How to show that a series of functions does not converge uniformly? 
Show that the series of functions $$\sum_{n=0}^\infty 
 \frac{n^2x}{1+n^4x^2}$$ converges pointwise, but not uniformly, on the interval $(0,1]$

This is the first time I have to show that a series of functions does not convere uniformly.
I managed to show that the series converges pointwise, using the comparison test.
However, I'm unsure how to prove it does not converge uniformly.
Since I don't know what the pointwise limit is, I suspect we have to use Cauchy's criterium:
$$\forall \epsilon > 0: \exists n_0: \forall p,q  \geq n_0: \sup_{x \in (0,1]}\left|\sum_{k=0}^p f_k(x) -  \sum_{k=0}^q f_k(x)\right| < \epsilon$$
But we should of course prove the negation of this criterium.
So, I started with seeing what I could do:
Let $p > q$, then I tried to estimate $$\sup_{x \in (0,1]}\left|\sum_{k=q+1}^p f_k(x) \right|$$
but couldn't find anything useful. Any clues?
 A: The uniform convergence for a series of functions can also be stated as: 

The sequence of functions $(\sum_{k=0}^n f_k)_{n\in\Bbb N}$ converges uniformly in $A$ if and only if for each $\epsilon>0$ exists some $N\in\Bbb N$ such that $\sup_{x\in A}\left|\sum_{k=m}^\infty f_k(x)\right|<\epsilon$ for all $m\ge N$.

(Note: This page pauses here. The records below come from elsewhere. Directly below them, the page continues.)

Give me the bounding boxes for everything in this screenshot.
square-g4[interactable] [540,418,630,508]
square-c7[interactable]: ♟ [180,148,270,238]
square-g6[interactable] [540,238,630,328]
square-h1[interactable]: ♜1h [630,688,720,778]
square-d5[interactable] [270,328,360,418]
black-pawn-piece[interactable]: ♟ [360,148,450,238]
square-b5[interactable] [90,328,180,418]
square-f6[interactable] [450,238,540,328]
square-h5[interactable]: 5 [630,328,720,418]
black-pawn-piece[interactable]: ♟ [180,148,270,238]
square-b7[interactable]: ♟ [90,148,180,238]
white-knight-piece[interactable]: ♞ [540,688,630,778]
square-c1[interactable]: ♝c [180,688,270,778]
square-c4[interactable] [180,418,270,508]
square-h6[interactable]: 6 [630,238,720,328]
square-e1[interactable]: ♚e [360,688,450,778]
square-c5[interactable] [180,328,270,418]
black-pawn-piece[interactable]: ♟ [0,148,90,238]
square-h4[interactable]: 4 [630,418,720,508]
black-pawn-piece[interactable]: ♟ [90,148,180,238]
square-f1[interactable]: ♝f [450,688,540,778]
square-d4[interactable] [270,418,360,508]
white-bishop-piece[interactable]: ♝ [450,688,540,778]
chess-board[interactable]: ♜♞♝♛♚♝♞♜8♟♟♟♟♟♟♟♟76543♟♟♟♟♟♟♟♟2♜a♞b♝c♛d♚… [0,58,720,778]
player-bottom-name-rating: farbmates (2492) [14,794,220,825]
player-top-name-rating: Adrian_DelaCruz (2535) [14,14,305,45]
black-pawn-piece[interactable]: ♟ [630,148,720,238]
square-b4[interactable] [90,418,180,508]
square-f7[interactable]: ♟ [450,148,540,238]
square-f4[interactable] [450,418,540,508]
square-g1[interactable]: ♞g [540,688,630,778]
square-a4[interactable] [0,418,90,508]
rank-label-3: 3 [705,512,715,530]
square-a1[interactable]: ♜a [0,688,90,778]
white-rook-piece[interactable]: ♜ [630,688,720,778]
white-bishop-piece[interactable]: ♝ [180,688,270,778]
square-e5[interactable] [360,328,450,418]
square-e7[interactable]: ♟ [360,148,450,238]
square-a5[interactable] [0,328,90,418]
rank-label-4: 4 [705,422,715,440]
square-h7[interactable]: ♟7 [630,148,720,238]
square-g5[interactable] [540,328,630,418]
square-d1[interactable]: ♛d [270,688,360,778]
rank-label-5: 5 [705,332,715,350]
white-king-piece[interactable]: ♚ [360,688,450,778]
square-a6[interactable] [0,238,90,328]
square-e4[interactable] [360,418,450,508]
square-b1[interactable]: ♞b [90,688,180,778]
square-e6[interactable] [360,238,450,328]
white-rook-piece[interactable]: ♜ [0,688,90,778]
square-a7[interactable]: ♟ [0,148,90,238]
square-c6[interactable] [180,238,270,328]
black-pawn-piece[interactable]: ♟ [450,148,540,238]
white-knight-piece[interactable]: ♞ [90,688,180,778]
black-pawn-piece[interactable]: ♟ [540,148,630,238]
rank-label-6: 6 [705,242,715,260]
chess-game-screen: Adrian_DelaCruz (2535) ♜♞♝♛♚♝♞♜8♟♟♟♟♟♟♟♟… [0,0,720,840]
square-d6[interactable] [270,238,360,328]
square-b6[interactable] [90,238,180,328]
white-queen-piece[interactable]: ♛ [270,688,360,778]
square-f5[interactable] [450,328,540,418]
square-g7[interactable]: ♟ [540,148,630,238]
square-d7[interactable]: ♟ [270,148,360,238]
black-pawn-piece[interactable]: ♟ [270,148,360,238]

The logical negation of the above reads:

The sequence of functions $(\sum_{k=0}^n f_k)_{n\in\Bbb N}$ does not converges uniformly in $A$ if and only if exists $\epsilon>0$ such that for all $N\in\Bbb N$ there exists some $m\geqslant N$ such that $\sup_{x\in A}\left|\sum_{k=m}^\infty f_k(x)\right|\ge\epsilon$.

Then if we find some $x_m\in A$ such that $\left|\sum_{k=m}^\infty f_k(x_m)\right|\ge\epsilon$ for each $m\in\Bbb N$, for some fixed $\epsilon>0$, we are done.
A general procedure is try to find this $x_m$, to do this we can study what is $\sup_{x\in A}f_m(x)$. From a brief analysis you can find that $x_m:=1/m^2$ belongs to $A:=(0,1]$ and that $f_m(x_m)=1/2$.

 As I tried to show in my comment the functions $f_k$ have the form $\frac1{y^{-1}+y}$ for some $y>0$, then it is enough to see what is the infimum of the function defined by $y\mapsto y^{-1}+y$.